Cogne: Punta Rossa (Pointe Rouse)
Posted by Sam Harrison on September 9, 2014 at 16:13.
alpine mountaineering alps aosta bivvy cogne punta rossa
The long summit day for the Gran Sertz took it out of us a bit, and we used that coupled with a good weather forecast as an excuse to have a rest day on the Wednesday. We became tourists for the day and visitng the impressive Cascata di Lillaz, a three-tierd 150-m-high series of waterfalls lying just past the little village of Lillaz at the head of the Aosta valley. The same funding (Alpine Pearls) that provides the free bus from Valnontey to Cogne as provides free buses to Epinel, Gimillan and Lillaz. During the winter these falls freeze up and make the region a popular ice climbing venue, but it is hard to imagine that with the sheer amount of waterfalls cascading down them now.
The day after, we planned to make the ascent (all 1700m of it) to the Bivacco Gratton before summiting Punta Rossa the day after. Whilst Punta Rossa barely gets a climbing grade (in the absence of snow, the most difficult trekking grade of EE is given, and with snow about it becomes a Facile), it was a summit we wanted to do not just for great views but also as good acclimatisation before attempting Gran Paradiso the week after; it lies at 3630m, making it ones of the highest points you can get to that is still "just a walk". The Bivacco Gratton and its perfect placement to watch the sun rise also came highly recommended, prompting us to split the summit over two days instead of popping up and down in the day.
Catching the free bus down to Cretaz meant we were able to make the ascent into a circular walk, returning the following day via the Colle della Rossa and the Sella hut. The ascent from Cretaz was tiring and for the first 1000m consisted almost entirely of a zigzag path working its way up an improbably steep slope through a forest. Past this point however, it opened out into beautiful green Alpine pastures, unfrequent by people but consequently home to more wildlife than we saw for the entirity of the rest of the stay; in the space of 30 minutes we'd spotted a golden eagle, two ibix rutting, a herd of chamois and a sprawl of marmots1.
The pastures soon turned to boulder fields and scree slopes, as we wound our way up the final few hundred metres of ascent to the bivvy hut. The location of the hut is quite stunning; perched on a broad ridge running from Punta Rossa to Punta Pousset, it offers a commanding view over the neighbouring La Grivola, as well as further north towards Switzerland and iconic peaks such as the Matterhorm, and west towards the Mont Blanc massif. Not that we got any of these views when we arrived; mountains in the distance were shrouded in cloud and La Grivola was becomming increasingly more hidden by the minute. Unsurprisingly, it soon started rain, but fortunately not before we'd managed to cook our tea.
The hut was cosy with four of us in there and we were glad it wasn't at its maximum capacity of nine people. Three triple bunk beds line the sides of it, with space enough for only a couple of bags running down the centre of them. If need be, there is a small shelf near the door which could be cooked on if it's too wet to brave outside. All the huts in the area have plenty of blankets and pillows in them, and so all you need to take with you is a sleeping bag liner.

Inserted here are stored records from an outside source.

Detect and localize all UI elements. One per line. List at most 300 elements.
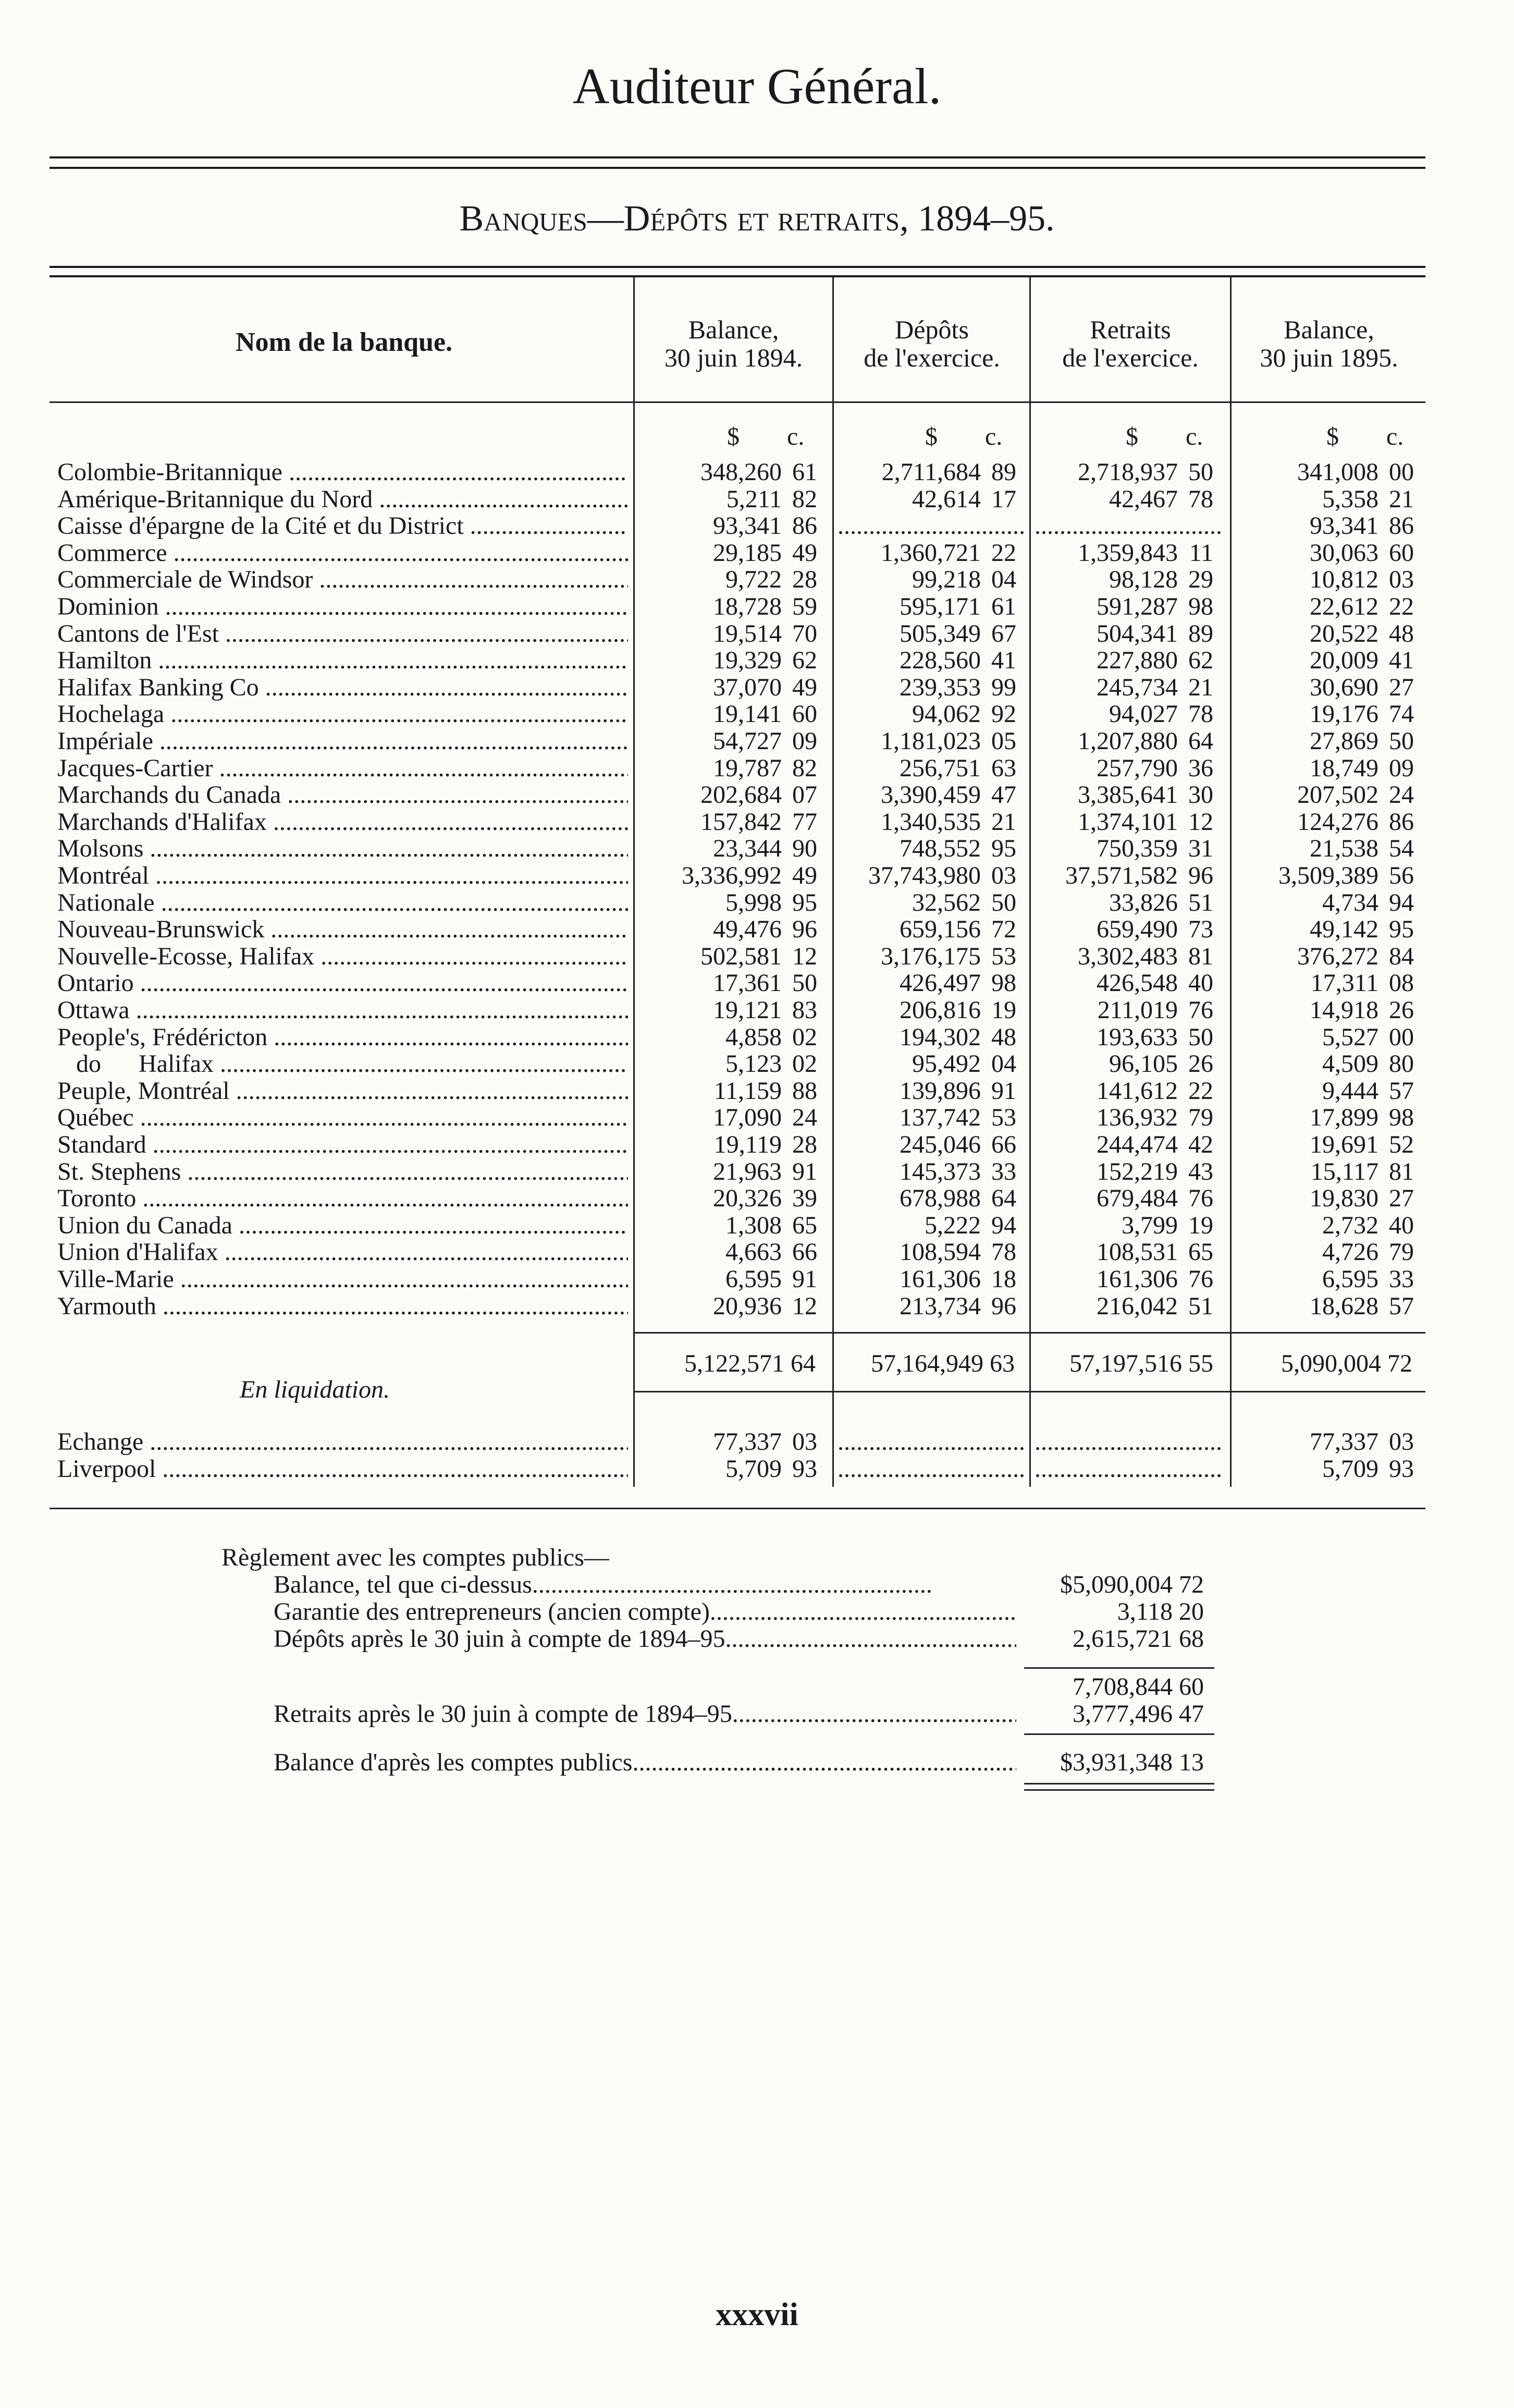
total-deposits: 57,164,949 63 (871, 1350, 1015, 1377)
withdrawals-dollars: 3,302,483 (1078, 943, 1178, 970)
settlement-line-label (274, 1571, 1016, 1598)
balance-1894-dollars: 5,998 (725, 889, 782, 916)
total-balance-1894: 5,122,571 64 (684, 1350, 816, 1377)
deposits-dollars: 1,340,535 (881, 808, 981, 836)
deposits-dollars: 3,176,175 (881, 943, 981, 970)
withdrawals-dollars: 1,374,101 (1078, 808, 1178, 836)
withdrawals-dollars: 245,734 (1097, 674, 1178, 701)
withdrawals-cents: 30 (1188, 781, 1213, 809)
withdrawals-cents: 19 (1188, 1212, 1213, 1239)
bank-name (57, 755, 628, 782)
balance-1895-dollars: 10,812 (1310, 566, 1378, 593)
balance-1894-cents: 07 (792, 781, 817, 809)
deposits-dollars: 3,390,459 (881, 781, 981, 809)
deposits-cents: 64 (991, 1184, 1016, 1212)
bank-name-text: Marchands du Canada (57, 781, 281, 809)
column-header-name: Nom de la banque. (235, 327, 453, 357)
bank-name (57, 647, 628, 674)
withdrawals-dollars: 37,571,582 (1065, 862, 1178, 889)
settlement-final-value: $3,931,348 13 (1060, 1749, 1204, 1776)
deposits-cents: 17 (991, 485, 1016, 513)
balance-1895-cents: 21 (1389, 485, 1414, 513)
withdrawals-dollars: 152,219 (1097, 1158, 1178, 1185)
balance-1895-cents: 40 (1389, 1212, 1414, 1239)
withdrawals-dollars: 591,287 (1097, 593, 1178, 620)
balance-1894-cents: 39 (792, 1184, 817, 1212)
deposits-cents: 41 (991, 646, 1016, 674)
balance-1895-dollars: 30,690 (1310, 674, 1378, 701)
balance-1894-cents: 70 (792, 620, 817, 647)
withdrawals-dollars: 679,484 (1097, 1184, 1178, 1212)
liquidation-balance-1894-dollars: 77,337 (713, 1428, 782, 1456)
balance-1895-dollars: 20,522 (1310, 620, 1378, 647)
balance-1894-cents: 77 (792, 808, 817, 836)
totals-rule-bottom (633, 1391, 1425, 1392)
balance-1895-dollars: 2,732 (1322, 1212, 1378, 1239)
bank-name (57, 512, 628, 540)
balance-1895-dollars: 14,918 (1310, 996, 1378, 1024)
withdrawals-dollars: 3,385,641 (1078, 781, 1178, 809)
deposits-dollars: 161,306 (900, 1265, 981, 1293)
bank-name (57, 1131, 628, 1158)
balance-1895-cents: 79 (1389, 1238, 1414, 1266)
bank-name-text: Impériale (57, 728, 153, 755)
withdrawals-cents: 22 (1188, 1077, 1213, 1105)
balance-1895-cents: 00 (1389, 1023, 1414, 1051)
column-divider (633, 277, 635, 1487)
withdrawals-cents: 26 (1188, 1050, 1213, 1078)
bank-name-text: Molsons (57, 835, 144, 862)
withdrawals-dollars: 1,359,843 (1078, 539, 1178, 567)
bank-name-text: Québec (57, 1104, 134, 1131)
deposits-dollars: 595,171 (900, 593, 981, 620)
liquidation-balance-1894-dollars: 5,709 (725, 1455, 782, 1483)
bank-name-text: Toronto (57, 1185, 137, 1212)
bank-name (57, 889, 628, 916)
column-header-deposits: Dépôts de l'exercice. (864, 315, 1000, 372)
balance-1895-dollars: 207,502 (1297, 781, 1378, 809)
bank-name-text: do Halifax (57, 1050, 214, 1078)
balance-1894-cents: 12 (792, 1292, 817, 1320)
page-number: xxxvii (716, 2297, 798, 2332)
balance-1895-dollars: 376,272 (1297, 943, 1378, 970)
balance-1895-dollars: 5,358 (1322, 485, 1378, 513)
balance-1894-dollars: 3,336,992 (682, 862, 782, 889)
balance-1894-cents: 09 (792, 727, 817, 755)
deposits-dollars: 245,046 (900, 1131, 981, 1158)
deposits-cents: 53 (991, 943, 1016, 970)
balance-1894-cents: 50 (792, 969, 817, 997)
withdrawals-cents: 78 (1188, 700, 1213, 728)
balance-1894-cents: 83 (792, 996, 817, 1024)
withdrawals-dollars: 244,474 (1097, 1131, 1178, 1158)
balance-1894-dollars: 20,326 (713, 1184, 782, 1212)
deposits-cents: 78 (991, 1238, 1016, 1266)
balance-1895-dollars: 93,341 (1310, 512, 1378, 540)
liquidation-balance-1895-dollars: 77,337 (1310, 1428, 1378, 1456)
page-header: Auditeur Général. (572, 58, 942, 115)
deposits-cents: 47 (991, 781, 1016, 809)
balance-1894-cents: 28 (792, 1131, 817, 1158)
deposits-dollars: 2,711,684 (881, 458, 981, 486)
bank-name (57, 943, 628, 970)
settlement-withdrawals-label: Retraits après le 30 juin à compte de 1894–95 ..... (274, 1701, 1016, 1728)
balance-1895-cents: 95 (1389, 915, 1414, 943)
bank-name-text: Colombie-Britannique (57, 459, 282, 486)
withdrawals-dollars: 227,880 (1097, 646, 1178, 674)
withdrawals-dollars: 257,790 (1097, 754, 1178, 782)
balance-1895-cents: 74 (1389, 700, 1414, 728)
balance-1894-cents: 65 (792, 1212, 817, 1239)
liquidation-deposits-empty (838, 1428, 1025, 1456)
deposits-dollars: 213,734 (900, 1292, 981, 1320)
deposits-cents: 19 (991, 996, 1016, 1024)
deposits-cents: 04 (991, 1050, 1016, 1078)
liquidation-bank-name-text: Echange (57, 1428, 144, 1456)
balance-1894-dollars: 19,119 (713, 1131, 782, 1158)
withdrawals-dollars: 2,718,937 (1078, 458, 1178, 486)
balance-1895-dollars: 15,117 (1310, 1158, 1378, 1185)
deposits-dollars: 32,562 (912, 889, 981, 916)
withdrawals-cents: 43 (1188, 1158, 1213, 1185)
balance-1894-cents: 91 (792, 1265, 817, 1293)
bank-name-text: St. Stephens (57, 1158, 181, 1185)
settlement-line-text: Garantie des entrepreneurs (ancien compte) (274, 1598, 710, 1625)
deposits-cents: 18 (991, 1265, 1016, 1293)
withdrawals-cents: 11 (1189, 539, 1213, 567)
deposits-cents: 92 (991, 700, 1016, 728)
withdrawals-cents: 98 (1188, 593, 1213, 620)
withdrawals-empty (1035, 512, 1222, 540)
withdrawals-dollars: 136,932 (1097, 1104, 1178, 1131)
deposits-cents: 63 (991, 754, 1016, 782)
balance-1894-cents: 49 (792, 674, 817, 701)
deposits-cents: 72 (991, 915, 1016, 943)
liquidation-heading: En liquidation. (240, 1376, 390, 1403)
balance-1895-cents: 86 (1389, 512, 1414, 540)
bank-name (57, 862, 628, 889)
deposits-dollars: 426,497 (900, 969, 981, 997)
bank-name-text: Hamilton (57, 647, 152, 674)
withdrawals-dollars: 211,019 (1097, 996, 1178, 1024)
totals-rule (633, 1332, 1425, 1334)
settlement-line-value: 3,118 20 (1117, 1598, 1204, 1625)
deposits-dollars: 256,751 (900, 754, 981, 782)
deposits-dollars: 5,222 (925, 1212, 981, 1239)
balance-1895-cents: 48 (1389, 620, 1414, 647)
settlement-line-label (274, 1598, 1016, 1625)
balance-1894-dollars: 6,595 (725, 1265, 782, 1293)
balance-1894-dollars: 19,121 (713, 996, 782, 1024)
balance-1895-cents: 86 (1389, 808, 1414, 836)
bank-name (57, 486, 628, 513)
withdrawals-cents: 31 (1188, 835, 1213, 862)
bank-name (57, 970, 628, 997)
balance-1895-dollars: 18,749 (1310, 754, 1378, 782)
balance-1894-cents: 95 (792, 889, 817, 916)
deposits-cents: 03 (991, 862, 1016, 889)
bank-name (57, 916, 628, 943)
withdrawals-dollars: 42,467 (1109, 485, 1178, 513)
balance-1894-dollars: 19,787 (713, 754, 782, 782)
deposits-dollars: 139,896 (900, 1077, 981, 1105)
balance-1894-dollars: 54,727 (713, 727, 782, 755)
unit-cents: c. (985, 423, 1003, 450)
bank-name-text: Halifax Banking Co (57, 674, 259, 701)
table-rule-top-2 (50, 275, 1425, 277)
bank-name (57, 1185, 628, 1212)
balance-1895-dollars: 3,509,389 (1278, 862, 1378, 889)
balance-1895-cents: 03 (1389, 566, 1414, 593)
balance-1894-dollars: 20,936 (713, 1292, 782, 1320)
deposits-dollars: 37,743,980 (868, 862, 981, 889)
balance-1895-cents: 27 (1389, 1184, 1414, 1212)
balance-1895-cents: 24 (1389, 781, 1414, 809)
balance-1895-cents: 50 (1389, 727, 1414, 755)
withdrawals-cents: 42 (1188, 1131, 1213, 1158)
withdrawals-dollars: 504,341 (1097, 620, 1178, 647)
deposits-dollars: 206,816 (900, 996, 981, 1024)
deposits-cents: 95 (991, 835, 1016, 862)
withdrawals-cents: 79 (1188, 1104, 1213, 1131)
withdrawals-cents: 96 (1188, 862, 1213, 889)
bank-name (57, 1050, 628, 1078)
deposits-dollars: 228,560 (900, 646, 981, 674)
deposits-dollars: 194,302 (900, 1023, 981, 1051)
liquidation-deposits-empty (838, 1456, 1025, 1483)
column-divider (1230, 277, 1232, 1487)
bank-name (57, 809, 628, 836)
balance-1895-dollars: 18,628 (1310, 1292, 1378, 1320)
balance-1895-cents: 09 (1389, 754, 1414, 782)
unit-dollar: $ (1326, 423, 1339, 450)
bank-name-text: Union du Canada (57, 1212, 232, 1239)
balance-1895-dollars: 19,830 (1310, 1184, 1378, 1212)
unit-cents: c. (1186, 423, 1203, 450)
balance-1895-cents: 56 (1389, 862, 1414, 889)
deposits-cents: 22 (991, 539, 1016, 567)
bank-name-text: Commerciale de Windsor (57, 566, 313, 593)
balance-1895-dollars: 20,009 (1310, 646, 1378, 674)
bank-name-text: People's, Frédéricton (57, 1024, 268, 1051)
settlement-subtotal: 7,708,844 60 (1073, 1673, 1204, 1701)
bank-name (57, 1266, 628, 1293)
liquidation-balance-1894-cents: 93 (792, 1455, 817, 1483)
withdrawals-dollars: 193,633 (1097, 1023, 1178, 1051)
deposits-empty (838, 512, 1025, 540)
liquidation-withdrawals-empty (1035, 1456, 1222, 1483)
bank-name (57, 1158, 628, 1185)
balance-1895-dollars: 21,538 (1310, 835, 1378, 862)
withdrawals-cents: 64 (1188, 727, 1213, 755)
deposits-dollars: 1,360,721 (881, 539, 981, 567)
balance-1895-cents: 41 (1389, 646, 1414, 674)
balance-1895-cents: 80 (1389, 1050, 1414, 1078)
balance-1894-cents: 60 (792, 700, 817, 728)
balance-1894-dollars: 29,185 (713, 539, 782, 567)
deposits-cents: 61 (991, 593, 1016, 620)
bank-name (57, 701, 628, 728)
withdrawals-cents: 65 (1188, 1238, 1213, 1266)
balance-1894-cents: 66 (792, 1238, 817, 1266)
bank-name (57, 835, 628, 862)
bank-name (57, 1078, 628, 1105)
settlement-double-rule (1024, 1789, 1214, 1791)
bank-name-text: Jacques-Cartier (57, 755, 213, 782)
balance-1894-cents: 82 (792, 485, 817, 513)
balance-1894-cents: 24 (792, 1104, 817, 1131)
bank-name-text: Cantons de l'Est (57, 620, 219, 647)
deposits-dollars: 99,218 (912, 566, 981, 593)
liquidation-balance-1895-dollars: 5,709 (1322, 1455, 1378, 1483)
balance-1895-cents: 57 (1389, 1292, 1414, 1320)
deposits-cents: 94 (991, 1212, 1016, 1239)
deposits-dollars: 42,614 (912, 485, 981, 513)
balance-1894-cents: 02 (792, 1023, 817, 1051)
balance-1895-dollars: 4,734 (1322, 889, 1378, 916)
balance-1894-dollars: 5,123 (725, 1050, 782, 1078)
withdrawals-cents: 40 (1188, 969, 1213, 997)
balance-1895-cents: 26 (1389, 996, 1414, 1024)
balance-1894-dollars: 19,514 (713, 620, 782, 647)
liquidation-withdrawals-empty (1035, 1428, 1222, 1456)
bank-name (57, 1104, 628, 1131)
deposits-cents: 96 (991, 1292, 1016, 1320)
bank-name (57, 1024, 628, 1051)
balance-1894-dollars: 348,260 (700, 458, 782, 486)
bank-name-text: Dominion (57, 593, 159, 620)
balance-1894-cents: 86 (792, 512, 817, 540)
deposits-cents: 33 (991, 1158, 1016, 1185)
balance-1894-dollars: 19,141 (713, 700, 782, 728)
bank-name (57, 593, 628, 620)
deposits-cents: 04 (991, 566, 1016, 593)
bank-name (57, 1239, 628, 1266)
settlement-title: Règlement avec les comptes publics— (221, 1544, 609, 1571)
balance-1894-dollars: 17,361 (713, 969, 782, 997)
deposits-cents: 99 (991, 674, 1016, 701)
bank-name-text: Amérique-Britannique du Nord (57, 486, 373, 513)
withdrawals-cents: 76 (1188, 996, 1213, 1024)
deposits-cents: 89 (991, 458, 1016, 486)
withdrawals-dollars: 33,826 (1109, 889, 1178, 916)
column-header-balance-1895: Balance, 30 juin 1895. (1260, 315, 1398, 372)
withdrawals-cents: 73 (1188, 915, 1213, 943)
deposits-cents: 53 (991, 1104, 1016, 1131)
balance-1895-dollars: 17,311 (1310, 969, 1378, 997)
balance-1894-dollars: 93,341 (713, 512, 782, 540)
balance-1894-cents: 59 (792, 593, 817, 620)
withdrawals-cents: 51 (1188, 1292, 1213, 1320)
balance-1895-cents: 22 (1389, 593, 1414, 620)
balance-1894-cents: 91 (792, 1158, 817, 1185)
bank-name-text: Nouveau-Brunswick (57, 916, 265, 943)
deposits-cents: 48 (991, 1023, 1016, 1051)
withdrawals-dollars: 161,306 (1097, 1265, 1178, 1293)
column-divider (832, 277, 834, 1487)
bank-name-text: Ottawa (57, 997, 130, 1024)
bank-name-text: Caisse d'épargne de la Cité et du District (57, 512, 464, 540)
settlement-line-label (274, 1625, 1016, 1653)
deposits-cents: 05 (991, 727, 1016, 755)
column-divider (1029, 277, 1031, 1487)
total-balance-1895: 5,090,004 72 (1281, 1350, 1412, 1377)
bank-name-text: Nationale (57, 889, 155, 916)
balance-1895-dollars: 4,509 (1322, 1050, 1378, 1078)
deposits-dollars: 137,742 (900, 1104, 981, 1131)
bank-name (57, 728, 628, 755)
deposits-dollars: 748,552 (900, 835, 981, 862)
balance-1894-cents: 12 (792, 943, 817, 970)
bank-name (57, 1293, 628, 1320)
balance-1894-dollars: 157,842 (700, 808, 782, 836)
deposits-dollars: 505,349 (900, 620, 981, 647)
balance-1895-dollars: 19,691 (1310, 1131, 1378, 1158)
bank-name-text: Peuple, Montréal (57, 1078, 230, 1105)
header-rule-bottom (50, 167, 1425, 169)
balance-1895-dollars: 19,176 (1310, 700, 1378, 728)
bank-name-text: Union d'Halifax (57, 1239, 218, 1266)
settlement-line-text: Dépôts après le 30 juin à compte de 1894–95 (274, 1625, 725, 1653)
balance-1894-dollars: 17,090 (713, 1104, 782, 1131)
withdrawals-dollars: 216,042 (1097, 1292, 1178, 1320)
withdrawals-cents: 36 (1188, 754, 1213, 782)
settlement-final-label: Balance d'après les comptes publics ..... (274, 1749, 1016, 1776)
withdrawals-dollars: 426,548 (1097, 969, 1178, 997)
balance-1894-dollars: 4,663 (725, 1238, 782, 1266)
deposits-dollars: 94,062 (912, 700, 981, 728)
deposits-cents: 50 (991, 889, 1016, 916)
withdrawals-dollars: 3,799 (1122, 1212, 1178, 1239)
withdrawals-cents: 81 (1188, 943, 1213, 970)
balance-1894-dollars: 502,581 (700, 943, 782, 970)
balance-1895-cents: 98 (1389, 1104, 1414, 1131)
balance-1895-cents: 08 (1389, 969, 1414, 997)
bank-name-text: Ontario (57, 970, 134, 997)
balance-1894-dollars: 49,476 (713, 915, 782, 943)
balance-1894-dollars: 21,963 (713, 1158, 782, 1185)
balance-1895-cents: 27 (1389, 674, 1414, 701)
bank-name (57, 459, 628, 486)
deposits-cents: 67 (991, 620, 1016, 647)
table-rule-top (50, 266, 1425, 268)
balance-1894-dollars: 9,722 (725, 566, 782, 593)
withdrawals-cents: 51 (1188, 889, 1213, 916)
deposits-dollars: 678,988 (900, 1184, 981, 1212)
bank-name-text: Standard (57, 1131, 146, 1158)
unit-cents: c. (1386, 423, 1404, 450)
balance-1895-cents: 52 (1389, 1131, 1414, 1158)
balance-1895-dollars: 22,612 (1310, 593, 1378, 620)
bank-name-text: Commerce (57, 540, 167, 567)
deposits-cents: 21 (991, 808, 1016, 836)
bank-name-text: Marchands d'Halifax (57, 809, 267, 836)
balance-1894-cents: 61 (792, 458, 817, 486)
balance-1895-dollars: 49,142 (1310, 915, 1378, 943)
deposits-cents: 91 (991, 1077, 1016, 1105)
withdrawals-cents: 50 (1188, 1023, 1213, 1051)
bank-name-text: Nouvelle-Ecosse, Halifax (57, 943, 315, 970)
balance-1894-dollars: 23,344 (713, 835, 782, 862)
withdrawals-cents: 76 (1188, 1265, 1213, 1293)
balance-1895-cents: 84 (1389, 943, 1414, 970)
withdrawals-cents: 76 (1188, 1184, 1213, 1212)
settlement-subtotal-rule (1024, 1667, 1214, 1669)
balance-1894-cents: 82 (792, 754, 817, 782)
liquidation-bank-name (57, 1456, 628, 1483)
settlement-double-rule (1024, 1783, 1214, 1784)
bank-name (57, 566, 628, 593)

Fortunately, the clouds had disappeared the following morning and we were greeted by skies of deep yellows and blues, and one of the most memorable sunrises I've experienced in the Alps. The sun creeped its way out as we ascended the broad boulder-strewn ridge up the final 400m to the summit, casting its warming early-morning light over the expansive panorama of iconic Alpine mountains that lay behind us, poking their heads out of a sea of clouds blanketting the valleys.
The ascent was technically easy - just a walk - though the exposure was considerable and care was needed on some looser sections. A small patch of snow warranted the use of an ice axe, though we would have managed without (for most of the summer season the route is snow free). The summit offered stunning views of the Gran Paradiso mountains, with a picture-perfect lenticular cloud shrouding them to make the scene even more impressive.
Clouds started to roll over on our descent towards the Colle della Rossa, and we were again grateful of the early start. Just after the col, we bumped into fellow AC member, Rick, who was making a one-day push for the summit from the campsite. Speaking to him later, it transpired that the cloud had indeed got in the way of any views when he reached the summit. The 2200m of descent dragged on, especially after the Rifugio Sella, but we fortunately arrived back before the afternoon rain showers that were predicted set in.
1 I have it on good authority - and by that I mean WikiAnswers told me - that the collective noun for marmot is indeed a "sprawl" (and rather boringly, that for chamois is a "herd").